I'm 34, I've seen things through life that shocked me. I work for Social Services (children's rights not a social worker) where I've seen things that have made me angry. Sometimes in work and out I've got too wrapped in an argument to remember where my heart still lay, sometimes I've been the peacemaker to other people's anger.

I've seen mobs of protesters standing outside children's homes - protesting at the presence of the home while I've been inside watching and unable to stop what the protesters are doing to the kids hearts. Did they think those children didn't already know they were considered worthless? Well - hey, just in case a part of them thought they might be wanted - lets paint plackards saying we want them out.

Until yesterday I thought I'd felt the depths of anger, until yesterday I still couldn't understand how someone can murder.
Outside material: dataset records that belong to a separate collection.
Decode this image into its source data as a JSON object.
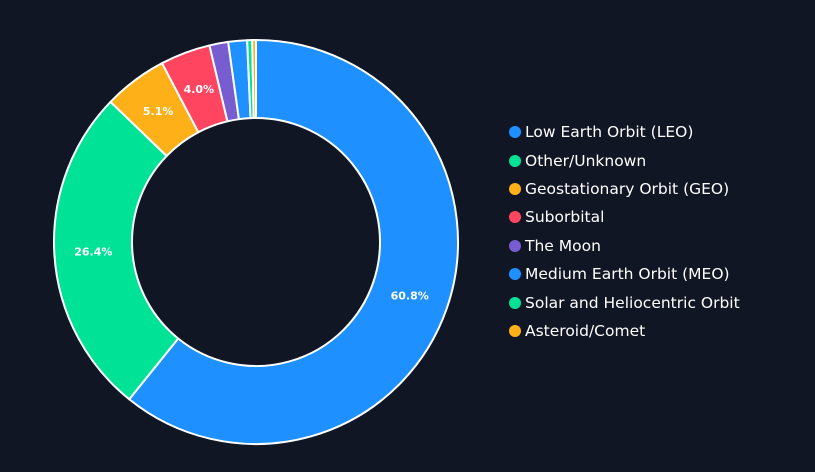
{
  "chart_data": {
    "type": "pie",
    "title": "",
    "categories": [
      "Low Earth Orbit (LEO)",
      "Other/Unknown",
      "Geostationary Orbit (GEO)",
      "Suborbital",
      "The Moon",
      "Medium Earth Orbit (MEO)",
      "Solar and Heliocentric Orbit",
      "Asteroid/Comet"
    ],
    "values": [
      60.8,
      26.4,
      5.1,
      4.0,
      1.5,
      1.5,
      0.4,
      0.3
    ],
    "data_labels": [
      "60.8%",
      "26.4%",
      "5.1%",
      "4.0%",
      "",
      "",
      "",
      ""
    ],
    "colors": [
      "#1e90ff",
      "#00e396",
      "#feb019",
      "#ff4560",
      "#775dd0",
      "#1e90ff",
      "#00e396",
      "#feb019"
    ],
    "legend_position": "right"
  },
  "colors": {
    "background": "#111624",
    "slice_border": "#ffffff",
    "text": "#ffffff"
  }
}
I don't want to say why but it wasn't about SR or alcohol, but yesterday I could have easily been the one to hit (if that had been possible) and I don't think I could have stopped. I never intended that emotion to spill over here or anywhere else, I didn't want anyone else to get hurt by it and didn't intend to let that happen. I've never felt rage like that and I'm sure that experiencing it has something to teach me. I still feel angry but I don't want to give into that depth of emotion again.

It did spill over here and whether people were hurt or not my behaviour is my responsibility and I didn't act in a way I believe is fair or right. Each person has their own heart and their own morals, I'm not saying mine are any better than anyone elses but it's mine that I have to live by. The bottom line is that I am sorry and relieved to be welcomed back.